2) Once a year, my co-workers and I are birefed by a LEO on what to do if a gunman enters the school.
Inevitably, we listen to the stories of gun violence at similar schools.
I realize the LEO has given this spiel so much, it's automatic.
3) Rarely, an intimidating stranger will stroll purposefully down the main hallway of a school.
They are either a pissed-off parent, the plainclothes cop you're expected to stop in a drill, or the man who'll orphan your children.
Decide.
4) I keep a jar of marbles and over of the sharp engineering tools stored by the door of my lab, and laugh at the thought that my tubby ass could John McClain anyone.
But they're there.
Might as well be a rabbit's foot.
5) At least once a year, you will have drills of every kind. Shooting nearby, active shooter, bomb, etc.

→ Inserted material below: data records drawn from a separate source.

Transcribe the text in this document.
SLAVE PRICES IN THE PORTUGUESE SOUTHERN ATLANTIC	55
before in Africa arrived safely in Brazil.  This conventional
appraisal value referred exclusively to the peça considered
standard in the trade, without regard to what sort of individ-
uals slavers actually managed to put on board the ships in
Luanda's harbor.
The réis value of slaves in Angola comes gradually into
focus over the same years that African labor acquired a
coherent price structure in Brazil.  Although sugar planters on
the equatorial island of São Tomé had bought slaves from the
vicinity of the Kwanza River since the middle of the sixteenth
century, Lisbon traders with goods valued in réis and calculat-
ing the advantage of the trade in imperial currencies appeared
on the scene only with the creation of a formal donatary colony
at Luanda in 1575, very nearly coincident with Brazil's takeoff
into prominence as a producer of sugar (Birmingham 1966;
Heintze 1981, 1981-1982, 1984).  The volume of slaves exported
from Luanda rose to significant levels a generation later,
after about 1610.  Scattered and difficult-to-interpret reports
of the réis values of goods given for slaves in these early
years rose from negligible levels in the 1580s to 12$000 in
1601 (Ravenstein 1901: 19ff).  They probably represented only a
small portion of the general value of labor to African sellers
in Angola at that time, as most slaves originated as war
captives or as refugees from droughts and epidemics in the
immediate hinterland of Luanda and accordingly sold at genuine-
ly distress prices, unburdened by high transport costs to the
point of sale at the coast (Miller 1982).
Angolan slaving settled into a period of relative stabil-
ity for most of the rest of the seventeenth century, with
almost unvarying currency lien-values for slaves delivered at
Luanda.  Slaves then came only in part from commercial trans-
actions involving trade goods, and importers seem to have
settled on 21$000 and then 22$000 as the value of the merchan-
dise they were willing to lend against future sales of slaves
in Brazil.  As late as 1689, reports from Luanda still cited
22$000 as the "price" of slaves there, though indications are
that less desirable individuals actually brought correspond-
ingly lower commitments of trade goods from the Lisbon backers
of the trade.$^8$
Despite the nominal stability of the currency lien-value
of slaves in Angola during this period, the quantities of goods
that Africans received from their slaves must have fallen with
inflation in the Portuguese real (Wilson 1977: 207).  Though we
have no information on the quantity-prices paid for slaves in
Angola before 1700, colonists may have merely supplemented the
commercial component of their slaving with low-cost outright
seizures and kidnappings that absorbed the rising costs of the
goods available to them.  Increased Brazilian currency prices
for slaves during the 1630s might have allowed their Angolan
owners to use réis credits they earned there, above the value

You will not know if each is a drill or if someone is within 100 yards and wants you dead.
Unless it's at 9:15 am.
Then it's mostly a drill.
Mostly.
6) Once, under a lockdown where someone with a gun was at loose & possibly headed towards a school, I hid in the dark of my classroom with twenty tweens, behind a whiteboard, hiding under cardboard boxes.
7) Another time, when it was not a drill but a false alarm, I calmly passed out sharp metal scissors to twenty children, looked them in the eye, and told them that if a gunmen broke in that we would have to rush him en masse and kill him.